Avoid or Reduce Your Consumption of Certain Foods and Drinks
In order to prevent or fully recover from dehydration, it’s important that you know which foods and drinks deplete the fluids in your body. Here’s a (incomplete) list of foods and drinks that are dehydrating:
- Sugary foods and drinks: fruit juices, soft drinks, cakes, candies, dried fruits, pies, cakes, cookies, cereals, and jams
- Protein-rich diet (eating a lot of protein-rich foods will trigger your body to lose more fluids to remove nitrogen, which is found in the amino acids that compose proteins.)
- Salty foods: instant noodles, processed meats, soy-containing foods and sauces, pretzels, canned or bottled pasta sauces, salad dressings, and mixed nuts
- Spicy foods (which are gastric irritants and can make diarrhea worse)
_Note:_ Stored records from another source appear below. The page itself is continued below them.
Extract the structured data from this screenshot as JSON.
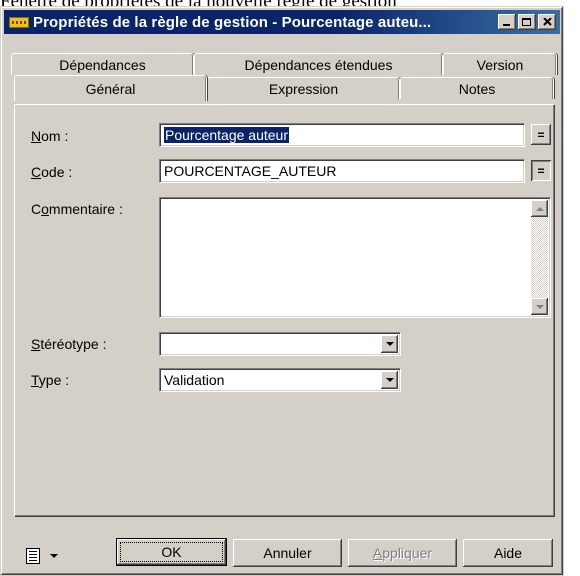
{
  "background_text": "Fenêtre de propriétés de la nouvelle règle de gestion",
  "window": {
    "title": "Propriétés de la règle de gestion - Pourcentage auteu...",
    "controls": [
      "minimize-icon",
      "maximize-icon",
      "close-icon"
    ],
    "title_color": "#0a246a"
  },
  "tabs": {
    "back_row": [
      "Dépendances",
      "Dépendances étendues",
      "Version"
    ],
    "front_row": [
      "Général",
      "Expression",
      "Notes"
    ],
    "selected": "Général"
  },
  "form": {
    "nom": {
      "label_underline": "N",
      "label_rest": "om :",
      "value": "Pourcentage auteur",
      "button": "="
    },
    "code": {
      "label_underline": "C",
      "label_rest": "ode :",
      "value": "POURCENTAGE_AUTEUR",
      "button": "="
    },
    "commentaire": {
      "label_pre": "C",
      "label_underline": "o",
      "label_rest": "mmentaire :",
      "value": ""
    },
    "stereotype": {
      "label_underline": "S",
      "label_rest": "téréotype :",
      "value": ""
    },
    "type": {
      "label_underline": "T",
      "label_rest": "ype :",
      "value": "Validation"
    }
  },
  "buttons": {
    "ok": "OK",
    "cancel": "Annuler",
    "apply_underline": "A",
    "apply_rest": "ppliquer",
    "help": "Aide"
  },
  "menu_icon": "list-menu-icon"
}
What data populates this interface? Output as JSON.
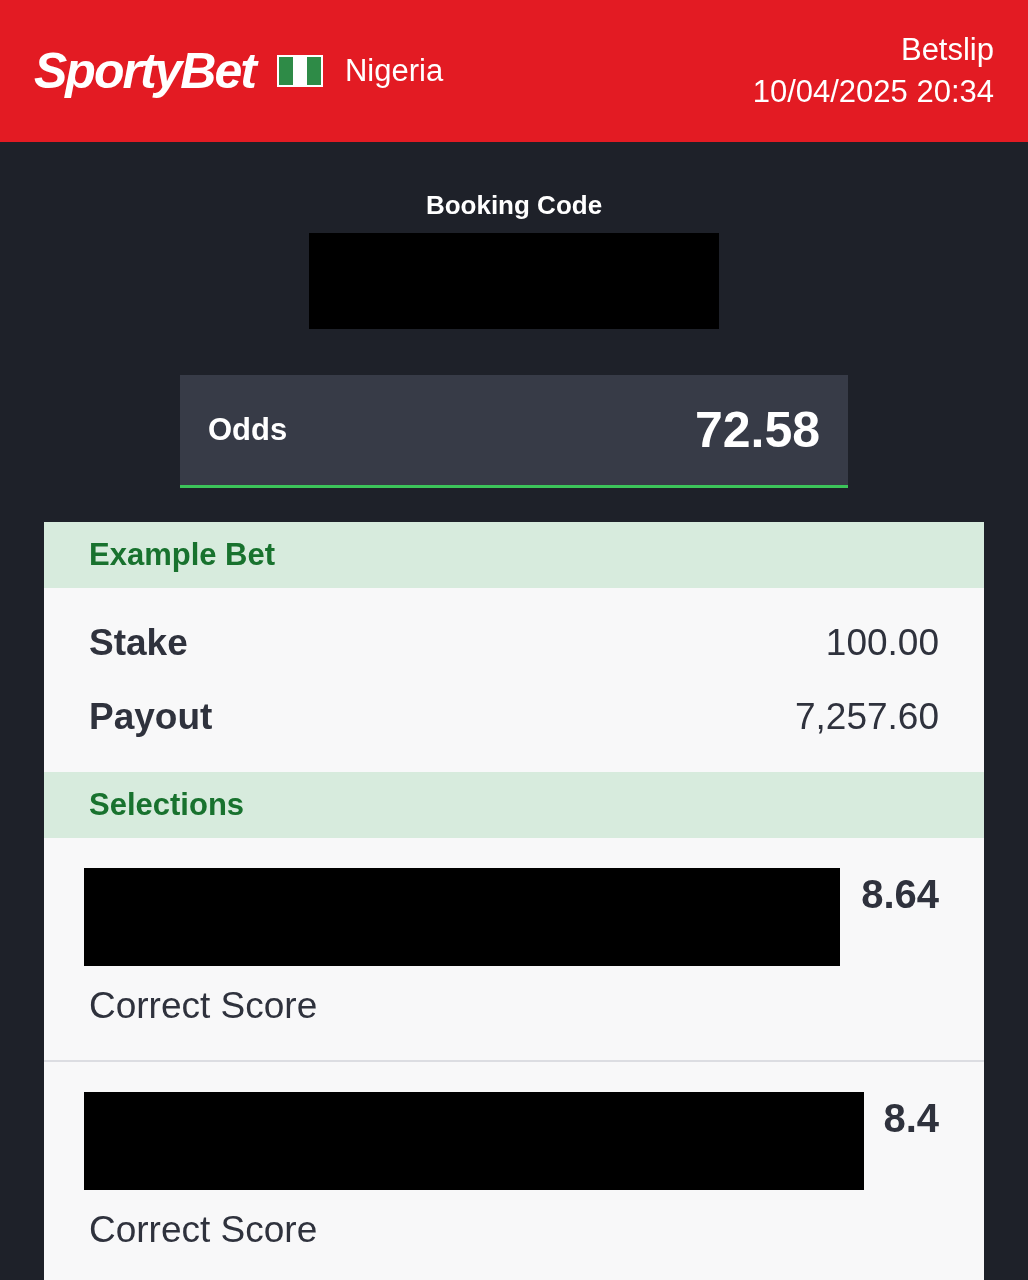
{
  "header": {
    "logo": "SportyBet",
    "country": "Nigeria",
    "title": "Betslip",
    "datetime": "10/04/2025 20:34"
  },
  "booking": {
    "label": "Booking Code",
    "redacted": true
  },
  "odds": {
    "label": "Odds",
    "value": "72.58"
  },
  "example_bet": {
    "title": "Example Bet",
    "rows": [
      {
        "label": "Stake",
        "value": "100.00"
      },
      {
        "label": "Payout",
        "value": "7,257.60"
      }
    ]
  },
  "selections": {
    "title": "Selections",
    "items": [
      {
        "odds": "8.64",
        "market": "Correct Score",
        "redacted": true
      },
      {
        "odds": "8.4",
        "market": "Correct Score",
        "redacted": true
      }
    ]
  }
}
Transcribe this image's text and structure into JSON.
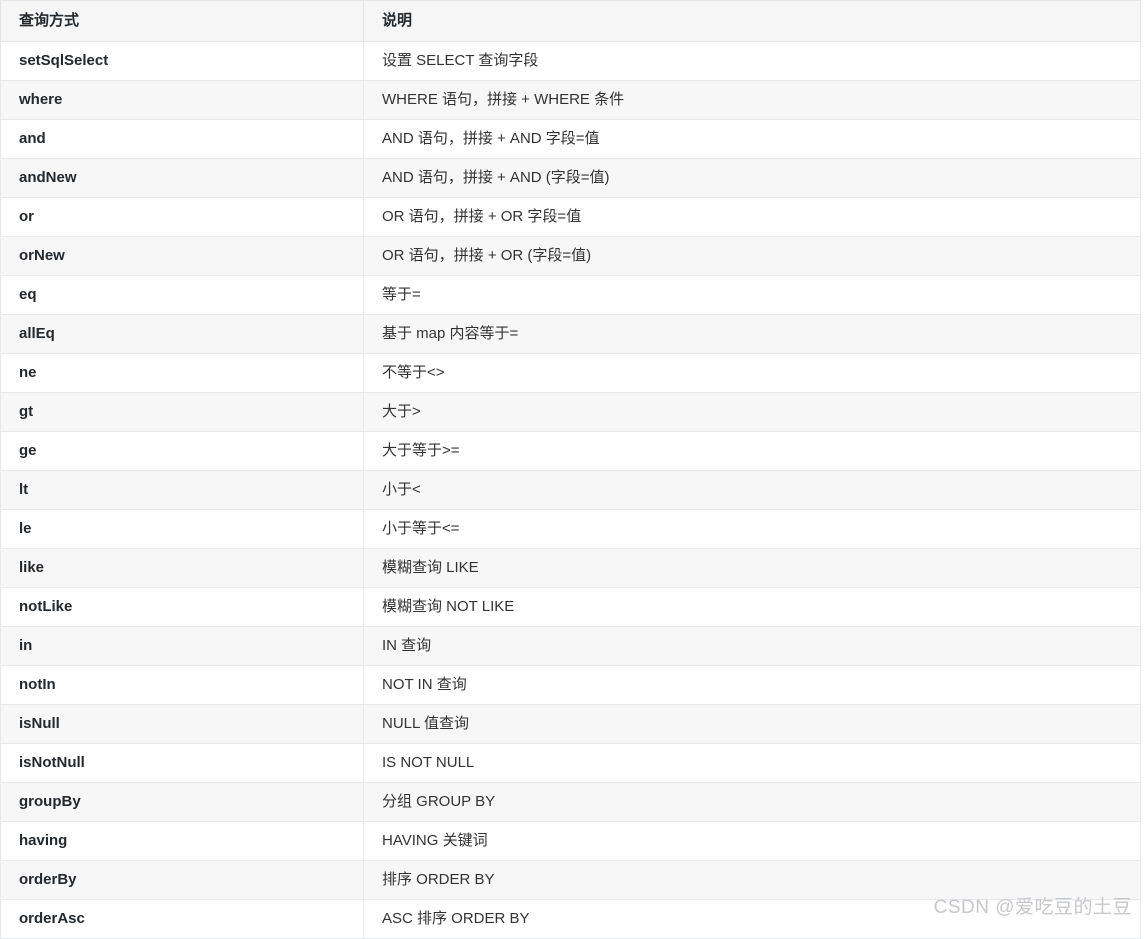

You may have noticed that I didn’t include caffeinated drinks, like coffee, to the list. True, caffeine-containing drinks are mild diuretics; however, they don’t really increase your risk for dehydration.  Some of these foods and drinks won’t necessarily leave you moderately or severely dehydrated. The important thing is to consume them in moderation and not forgetting to regularly rehydrate.
Dehydration, especially in children, is not a laughing matter. Remember, prevention is better. Don’t wait for a mild or moderate dehydration to progress to severe dehydration, which is obviously an emergency case. And always remember the early signs of dehydration, so you can immediately remedy the problem and prevent serious complications, like seizures, heat stroke, and hypovolemic shock (due to low blood volume).